Thursday, August 25, 2011

Hurricane Irene - A Public Service Announcement

Here's the advice they are not giving. Talking about water and food. You're not going to starve. Thing is, you may be stuck in the house with your loved ones for days without power. That's the real threat. Just what we need on top of everything else. A hurricane. Next up, locusts. So my advice - you better stock up on booze. Everybody else will be going after water and food so you'll probably have some time, but don't wait TOO long.

Also would be good to know local bars that are committed to staying open throughout the hurricane no matter what. Look for places where the owners are putting up plywood and spray painting "open all night" on there. Those are your safe places.

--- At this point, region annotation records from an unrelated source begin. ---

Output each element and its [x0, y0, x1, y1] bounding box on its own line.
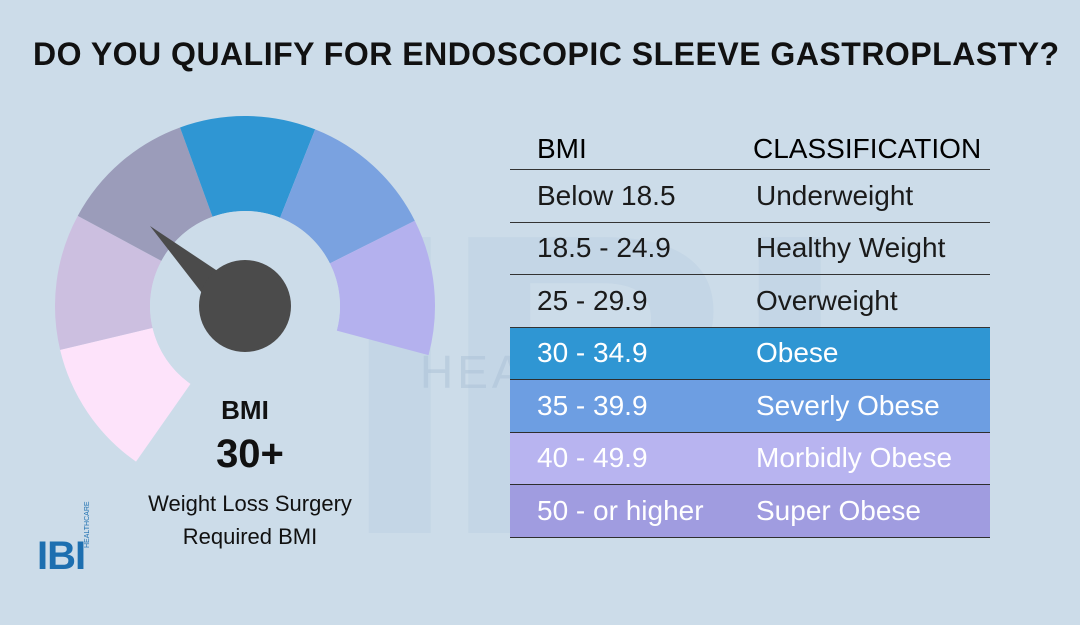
- table-row: 30 - 34.9 Obese: [510, 327, 990, 380]
- row-bmi: 25 - 29.9: [537, 284, 648, 316]
- bmi-gauge: [54, 116, 436, 462]
- row-classification: Morbidly Obese: [756, 442, 953, 474]
- gauge-segment: [280, 129, 415, 264]
- ibi-logo-subtext: HEALTHCARE: [84, 501, 91, 548]
- gauge-segment: [329, 220, 436, 356]
- gauge-note-line1: Weight Loss Surgery: [148, 491, 352, 516]
- bmi-classification-table: BMI CLASSIFICATION Below 18.5 Underweigh…: [510, 128, 990, 538]
- row-bmi: 18.5 - 24.9: [537, 232, 671, 264]
- table-row: 25 - 29.9 Overweight: [510, 275, 990, 328]
- gauge-bmi-value: 30+: [216, 432, 284, 476]
- gauge-bmi-label: BMI: [221, 395, 269, 425]
- gauge-segment: [180, 116, 316, 218]
- row-bmi: Below 18.5: [537, 179, 676, 211]
- table-row: 50 - or higher Super Obese: [510, 485, 990, 538]
- row-bmi: 35 - 39.9: [537, 389, 648, 421]
- row-classification: Healthy Weight: [756, 232, 946, 264]
- table-row: 40 - 49.9 Morbidly Obese: [510, 432, 990, 485]
- gauge-segment: [60, 327, 191, 462]
- gauge-note-line2: Required BMI: [182, 524, 318, 549]
- row-classification: Super Obese: [756, 494, 921, 526]
- row-classification: Severly Obese: [756, 389, 940, 421]
- table-row: Below 18.5 Underweight: [510, 170, 990, 223]
- header-classification: CLASSIFICATION: [753, 132, 982, 164]
- ibi-logo: IBI: [37, 534, 86, 578]
- gauge-segment: [54, 215, 162, 350]
- table-row: 18.5 - 24.9 Healthy Weight: [510, 223, 990, 275]
- table-row: 35 - 39.9 Severly Obese: [510, 380, 990, 433]
- row-bmi: 40 - 49.9: [537, 442, 648, 474]
- gauge-note: Weight Loss Surgery Required BMI: [120, 487, 380, 553]
- row-bmi: 30 - 34.9: [537, 337, 648, 369]
- gauge-segment: [77, 127, 213, 261]
- header-bmi: BMI: [537, 132, 587, 164]
- gauge-needle-hub: [199, 260, 291, 352]
- table-header: BMI CLASSIFICATION: [510, 128, 990, 170]
- page-title: DO YOU QUALIFY FOR ENDOSCOPIC SLEEVE GAS…: [33, 36, 1060, 72]
- row-classification: Overweight: [756, 284, 898, 316]
- row-classification: Underweight: [756, 179, 914, 211]
- row-classification: Obese: [756, 337, 839, 369]
- row-bmi: 50 - or higher: [537, 494, 704, 526]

If they run out of booze and everyplace caves in and closes, you'll be happy you stocked up now. Can you imagine a combination of a hurricane and a zombie attack? That could happen too. If you're buying booze you should probably load up on ammo and cigars too. Some stores sell all three.

A public service announcement from Daily Downers.
Hurricane Irene is barreling toward the New York area, and will likely wallop the city with winds of up to 50 mph and 4 to 8 inches of rain this weekend.

Weather watchers nudged her track a bit farther east yesterday afternoon, predicting that Irene's eye -- the center of the storm -- will pass over Montauk, bringing winds between 90 and 110 mph.

Heavy rainfall is expected to start after midnight Saturday night and last until Sunday evening.

"The sense is that we're going to be facing a strong tropical storm in New York City, which would bring winds from 40 to 50 to 60 miles per hour and could bring rain from 6 to 12 inches," he said.

In Springfield Gardens, Queens, rain almost always brings flooding -- and the advancing hurricane set residents scrambling to be ready.

"I'm stocked up on food and canned goods," said Allen Ortiz. He has built a cinderblock wall several inches high to keep his driveway from flooding, and set up two pumps to clear water out of his basement.